The project includes examples of not only well-known skyscrapers in art deco and other styles, but lesser-known buildings in smaller cities. Among them are North Philly’s art deco Beury Building (a.k.a. the “Boner 4ever” building), set for redevelopment after standing empty for decades, and Camden’s City Hall.

“Chris’ way of presenting these buildings could almost be described as augmented reality,” said Houser, a Pittsburgh researcher, public speaker, and author of Multi-Stories, a 2020 book about 55 early skyscrapers and their builders.

“His artistic style captures an energy about that era of the 1920s, when people were thrilled to see each new skyscraper,” Houser said. “A century later, people still love these buildings.”

Appreciating architecture early

Hytha grew up in Phoenixville, a formerly industrial Chester County community that has enjoyed an economic renaissance in recent years. His parents, Greg and Linda, are musicians and have renovated several dozen Victorian homes since moving to the borough in 1984.

“They renovated the 19th-century house I grew up in and went on from there,” said Hytha. “That early exposure to historic architecture had a big impact on me. I wondered how many other families lived here? What were their lives like?

“In a brand-new building, there are no stories.”

His mother said her youngest son learned to play music with his parents and three older siblings, and also loved to make buildings out of plastic blocks. Later, he spent hours creating structures with the world-building video game Minecraft.

“In a brand-new building, there are no stories.”

Chris Hytha

“When we went into the city, it was such a wonderful experience for him,” she said. “Walking around the streets, he kept saying, ‘‘Mom, look up there.‘ All his senses came alive.”

She said that Chris’ work “enables us to see things we would otherwise miss. We get to see through his eyes.”

Jon Coddington, a retired professor of architecture who taught Hytha at Drexel, echoed that.

“The tops of tall buildings are rarely seen,” he said. “At street level, you’re only really aware of a building’s first three or four stories. And at a distance, you lose the detail.

“But Chris doesn’t just keep [the details] to himself. He’s saying, ‘This is cool, and I want to share it with others.’ That’s his gift.”

Coddington also advised Hytha regarding his thesis project, titled “Center Square Station,” which reimagined Suburban Station and other Center City transit facilities.

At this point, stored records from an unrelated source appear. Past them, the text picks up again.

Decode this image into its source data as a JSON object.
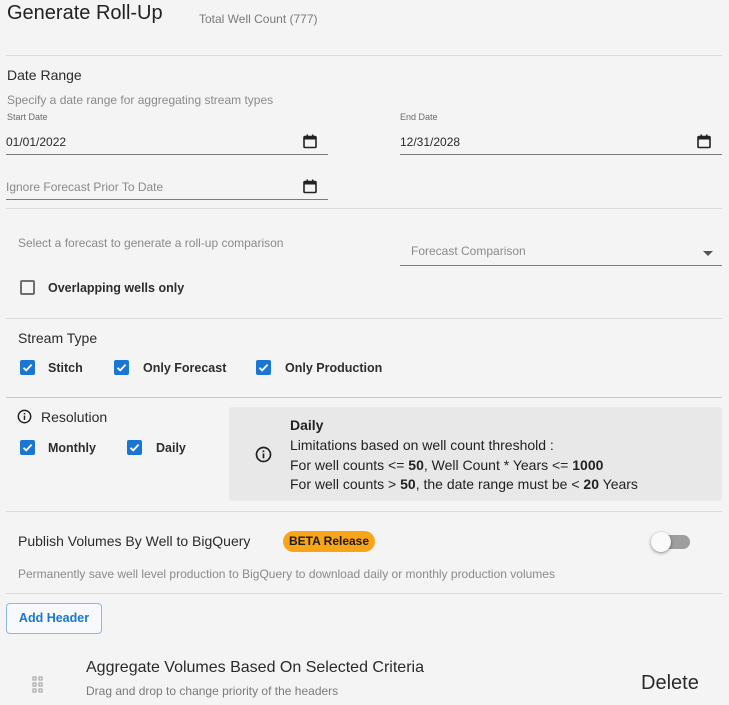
{
  "header": {
    "title": "Generate Roll-Up",
    "well_count": "Total Well Count (777)"
  },
  "date_range": {
    "heading": "Date Range",
    "hint": "Specify a date range for aggregating stream types",
    "start_label": "Start Date",
    "start_value": "01/01/2022",
    "end_label": "End Date",
    "end_value": "12/31/2028",
    "ignore_placeholder": "Ignore Forecast Prior To Date"
  },
  "forecast": {
    "hint": "Select a forecast to generate a roll-up comparison",
    "select_placeholder": "Forecast Comparison",
    "overlap_label": "Overlapping wells only",
    "overlap_checked": false
  },
  "stream_type": {
    "heading": "Stream Type",
    "options": [
      {
        "label": "Stitch",
        "checked": true
      },
      {
        "label": "Only Forecast",
        "checked": true
      },
      {
        "label": "Only Production",
        "checked": true
      }
    ]
  },
  "resolution": {
    "heading": "Resolution",
    "options": [
      {
        "label": "Monthly",
        "checked": true
      },
      {
        "label": "Daily",
        "checked": true
      }
    ],
    "info": {
      "title": "Daily",
      "line1": "Limitations based on well count threshold :",
      "line2_pre": "For well counts <= ",
      "line2_n1": "50",
      "line2_mid": ", Well Count * Years <= ",
      "line2_n2": "1000",
      "line3_pre": "For well counts > ",
      "line3_n1": "50",
      "line3_mid": ", the date range must be < ",
      "line3_n2": "20",
      "line3_post": " Years"
    }
  },
  "publish": {
    "label": "Publish Volumes By Well to BigQuery",
    "badge": "BETA Release",
    "hint": "Permanently save well level production to BigQuery to download daily or monthly production volumes",
    "enabled": false
  },
  "add_header_label": "Add Header",
  "aggregate": {
    "title": "Aggregate Volumes Based On Selected Criteria",
    "subtitle": "Drag and drop to change priority of the headers",
    "delete_label": "Delete"
  },
  "colors": {
    "accent": "#1976d2",
    "badge": "#f8a519",
    "info_bg": "#e8e8e8"
  }
}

Hytha’s thesis took the top prize in the university’s annual Michael Pearson Architecture Prize competition, which looks for a winner who has “exceptional spirit in pursuing the work.”

“The transit network is buried underground, and I opened it up,” Hytha said. “A new station with a grand view of City Hall would let riders know they have arrived in Philadelphia.”

Hytha enjoyed the work, as well as the steady paycheck, while he was employed full-time as a design professional at EwingCole architecture firm, but said he’s “realized the value of ownership and the value of developing my own intellectual property” through working independently.

“There are a lot of uncertainties. It’s all kind of a risk,” he said.

Asked whether taking the risk is worth it, Hytha answered: “One hundred percent.”